Heathrow Sept passenger numbers at 38% of 2019 levels
Airport calls for scale up of sustainable aviation fuel production
London’s Heathrow airport on Monday said September passenger numbers hit 38% of pre-pandemic levels, as it called for the UK to expand the use of sustainable aviation fuels to cut carbon emissions.
Just 2.6m people travelled through the west London airport last month, compared with 6.8m in September 2019. The fall was attributed to North American traffic slumping to a quarter of 2019 levels.
The US has been closed to UK visitors during the coronavirus pandemic, although the restriction is set to be lifted next month for travellers who are fully vaccinated.
Heathrow said rival airports in the European Union “enjoyed stronger resurgence over summer”.
An almost 8% reduction in cargo volumes in September compared with 2019 reflected how travel restrictions have been “damaging UK exports and supply chains” as well as passenger demand, it added.

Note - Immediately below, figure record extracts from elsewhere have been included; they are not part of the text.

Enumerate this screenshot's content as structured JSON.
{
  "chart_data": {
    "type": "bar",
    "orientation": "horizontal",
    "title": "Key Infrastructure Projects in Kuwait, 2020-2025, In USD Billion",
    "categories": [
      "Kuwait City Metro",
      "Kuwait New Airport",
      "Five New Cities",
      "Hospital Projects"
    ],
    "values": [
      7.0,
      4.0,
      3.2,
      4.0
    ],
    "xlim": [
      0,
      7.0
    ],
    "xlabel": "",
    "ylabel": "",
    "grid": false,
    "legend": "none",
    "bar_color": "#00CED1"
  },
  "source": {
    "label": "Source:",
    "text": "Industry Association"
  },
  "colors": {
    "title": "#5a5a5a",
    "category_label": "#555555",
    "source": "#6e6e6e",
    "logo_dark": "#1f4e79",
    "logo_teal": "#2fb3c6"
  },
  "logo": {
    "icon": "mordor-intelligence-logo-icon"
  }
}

Heathrow management called on the government to use the upcoming Cop26 climate conference to announce policies to increase the production of sustainable aviation fuel (SAF) in the UK.

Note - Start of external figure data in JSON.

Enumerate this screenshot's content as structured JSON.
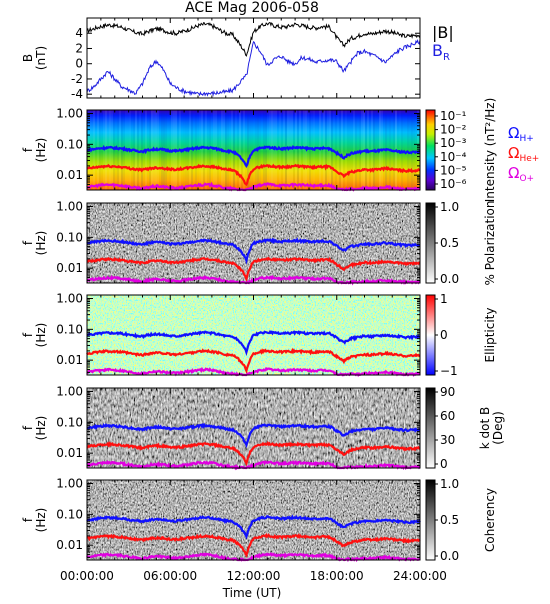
{
  "chart_data": {
    "type": "line",
    "title": "ACE Mag 2006-058",
    "xlabel": "Time (UT)",
    "x_ticks": [
      "00:00:00",
      "06:00:00",
      "12:00:00",
      "18:00:00",
      "24:00:00"
    ],
    "xlim_hours": [
      0,
      24
    ],
    "colors": {
      "B": "#000000",
      "BR": "#1f1fe0",
      "H": "#1010ff",
      "He": "#ff1010",
      "O": "#e000e0"
    },
    "panels": [
      {
        "id": "b",
        "ylabel_top": "B",
        "ylabel_bottom": "(nT)",
        "ylim": [
          -4.5,
          6
        ],
        "y_ticks": [
          "4",
          "2",
          "0",
          "-2",
          "-4"
        ],
        "y_tick_values": [
          4,
          2,
          0,
          -2,
          -4
        ],
        "legend": {
          "magB": "|B|",
          "br_main": "B",
          "br_sub": "R"
        },
        "series": [
          {
            "name": "|B|",
            "x": [
              0,
              0.5,
              1,
              1.5,
              2,
              2.5,
              3,
              3.5,
              4,
              4.5,
              5,
              5.5,
              6,
              6.5,
              7,
              7.5,
              8,
              8.5,
              9,
              9.5,
              10,
              10.5,
              11,
              11.5,
              12,
              12.5,
              13,
              13.5,
              14,
              14.5,
              15,
              15.5,
              16,
              16.5,
              17,
              17.5,
              18,
              18.5,
              19,
              19.5,
              20,
              20.5,
              21,
              21.5,
              22,
              22.5,
              23,
              23.5,
              24
            ],
            "values": [
              4.3,
              4.6,
              4.9,
              5.1,
              5.0,
              4.8,
              4.4,
              4.1,
              3.9,
              4.3,
              4.6,
              4.4,
              4.1,
              4.0,
              4.3,
              4.6,
              5.0,
              5.2,
              5.0,
              4.5,
              4.0,
              3.8,
              2.6,
              1.2,
              4.2,
              4.9,
              5.3,
              5.0,
              4.8,
              4.9,
              5.2,
              5.0,
              4.8,
              4.7,
              4.9,
              4.8,
              3.4,
              2.4,
              3.3,
              3.6,
              4.0,
              3.9,
              4.1,
              4.3,
              4.1,
              3.8,
              3.6,
              3.7,
              3.8
            ]
          },
          {
            "name": "B_R",
            "x": [
              0,
              0.5,
              1,
              1.5,
              2,
              2.5,
              3,
              3.5,
              4,
              4.5,
              5,
              5.5,
              6,
              6.5,
              7,
              7.5,
              8,
              8.5,
              9,
              9.5,
              10,
              10.5,
              11,
              11.5,
              12,
              12.5,
              13,
              13.5,
              14,
              14.5,
              15,
              15.5,
              16,
              16.5,
              17,
              17.5,
              18,
              18.5,
              19,
              19.5,
              20,
              20.5,
              21,
              21.5,
              22,
              22.5,
              23,
              23.5,
              24
            ],
            "values": [
              -3.6,
              -3.0,
              -2.0,
              -1.0,
              -2.0,
              -3.0,
              -3.4,
              -3.9,
              -2.6,
              -0.6,
              0.4,
              -0.8,
              -2.6,
              -3.2,
              -3.6,
              -3.8,
              -4.0,
              -3.9,
              -3.9,
              -3.8,
              -3.7,
              -3.5,
              -2.5,
              -1.5,
              2.8,
              1.6,
              -0.2,
              0.6,
              1.0,
              0.3,
              0.0,
              0.8,
              0.6,
              0.2,
              0.4,
              0.5,
              0.3,
              -1.0,
              0.2,
              1.4,
              1.6,
              1.2,
              0.8,
              0.2,
              1.0,
              1.8,
              2.2,
              2.6,
              2.9
            ]
          }
        ]
      },
      {
        "id": "intensity",
        "ylabel_top": "f",
        "ylabel_bottom": "(Hz)",
        "colorbar_label": "Intensity (nT²/Hz)",
        "colorbar_ticks": [
          "10⁻¹",
          "10⁻²",
          "10⁻³",
          "10⁻⁴",
          "10⁻⁵",
          "10⁻⁶"
        ],
        "colormap": "rainbow",
        "legend": {
          "h_main": "Ω",
          "h_sub": "H+",
          "he_main": "Ω",
          "he_sub": "He+",
          "o_main": "Ω",
          "o_sub": "O+"
        }
      },
      {
        "id": "polarization",
        "ylabel_top": "f",
        "ylabel_bottom": "(Hz)",
        "colorbar_label": "% Polarization",
        "colorbar_ticks": [
          "1.0",
          "0.5",
          "0.0"
        ],
        "colormap": "gray"
      },
      {
        "id": "ellipticity",
        "ylabel_top": "f",
        "ylabel_bottom": "(Hz)",
        "colorbar_label": "Ellipticity",
        "colorbar_ticks": [
          "1",
          "0",
          "−1"
        ],
        "colormap": "bwr"
      },
      {
        "id": "kdotb",
        "ylabel_top": "f",
        "ylabel_bottom": "(Hz)",
        "colorbar_label": "k dot B",
        "colorbar_label2": "(Deg)",
        "colorbar_ticks": [
          "90",
          "60",
          "30",
          "0"
        ],
        "colormap": "gray"
      },
      {
        "id": "coherency",
        "ylabel_top": "f",
        "ylabel_bottom": "(Hz)",
        "colorbar_label": "Coherency",
        "colorbar_ticks": [
          "1.0",
          "0.5",
          "0.0"
        ],
        "colormap": "gray"
      }
    ],
    "frequency_axis": {
      "scale": "log",
      "ylim": [
        0.0033,
        1.3
      ],
      "y_ticks": [
        "1.00",
        "0.10",
        "0.01"
      ],
      "y_tick_values": [
        1.0,
        0.1,
        0.01
      ]
    },
    "gyrofrequencies": {
      "x": [
        0,
        0.5,
        1,
        1.5,
        2,
        2.5,
        3,
        3.5,
        4,
        4.5,
        5,
        5.5,
        6,
        6.5,
        7,
        7.5,
        8,
        8.5,
        9,
        9.5,
        10,
        10.5,
        11,
        11.5,
        12,
        12.5,
        13,
        13.5,
        14,
        14.5,
        15,
        15.5,
        16,
        16.5,
        17,
        17.5,
        18,
        18.5,
        19,
        19.5,
        20,
        20.5,
        21,
        21.5,
        22,
        22.5,
        23,
        23.5,
        24
      ],
      "H+": [
        0.066,
        0.07,
        0.075,
        0.078,
        0.076,
        0.073,
        0.067,
        0.062,
        0.059,
        0.066,
        0.07,
        0.067,
        0.062,
        0.061,
        0.066,
        0.07,
        0.076,
        0.079,
        0.076,
        0.069,
        0.061,
        0.058,
        0.04,
        0.018,
        0.064,
        0.075,
        0.081,
        0.076,
        0.073,
        0.075,
        0.079,
        0.076,
        0.073,
        0.072,
        0.075,
        0.073,
        0.052,
        0.037,
        0.05,
        0.055,
        0.061,
        0.059,
        0.062,
        0.066,
        0.062,
        0.058,
        0.055,
        0.056,
        0.058
      ],
      "He+": [
        0.0165,
        0.0175,
        0.0188,
        0.0195,
        0.019,
        0.0183,
        0.0168,
        0.0155,
        0.0148,
        0.0165,
        0.0175,
        0.0168,
        0.0155,
        0.0153,
        0.0165,
        0.0175,
        0.019,
        0.0198,
        0.019,
        0.0173,
        0.0153,
        0.0145,
        0.01,
        0.0045,
        0.016,
        0.0188,
        0.0203,
        0.019,
        0.0183,
        0.0188,
        0.0198,
        0.019,
        0.0183,
        0.018,
        0.0188,
        0.0183,
        0.013,
        0.0093,
        0.0125,
        0.0138,
        0.0153,
        0.0148,
        0.0155,
        0.0165,
        0.0155,
        0.0145,
        0.0138,
        0.014,
        0.0145
      ],
      "O+": [
        0.0041,
        0.0044,
        0.0047,
        0.0049,
        0.0048,
        0.0046,
        0.0042,
        0.0039,
        0.0037,
        0.0041,
        0.0044,
        0.0042,
        0.0039,
        0.0038,
        0.0041,
        0.0044,
        0.0048,
        0.0049,
        0.0048,
        0.0043,
        0.0038,
        0.0036,
        0.0034,
        0.0033,
        0.004,
        0.0047,
        0.0051,
        0.0048,
        0.0046,
        0.0047,
        0.0049,
        0.0048,
        0.0046,
        0.0045,
        0.0047,
        0.0046,
        0.0035,
        0.0034,
        0.0035,
        0.0035,
        0.0038,
        0.0037,
        0.0039,
        0.0041,
        0.0039,
        0.0036,
        0.0035,
        0.0035,
        0.0036
      ]
    }
  }
}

“We should aim for 2019 to have been the peak year for fossil fuel use in global aviation,” said the airport’s chief executive John Holland-Kaye.
“The UK government can show real leadership in decarbonising aviation at Cop26, by setting a progressively increasing mandate and a plan to use contracts for difference to accelerate the transition to sustainable aviation fuel in the UK, which will protect the benefits of flying for future generations.”
SAF is produced with materials other than crude oil, and produces up to 80% fewer carbon emissions than traditional jet fuel.
Holland-Kaye wants to see a price support mechanism, such as contracts for difference (CFD), to underpin SAF prices.
CFDs, which are used in the renewable energy industry, set up a fixed price for generation over a period of time, providing suppliers with certainty on future revenue, which in turn helps them find financial backers.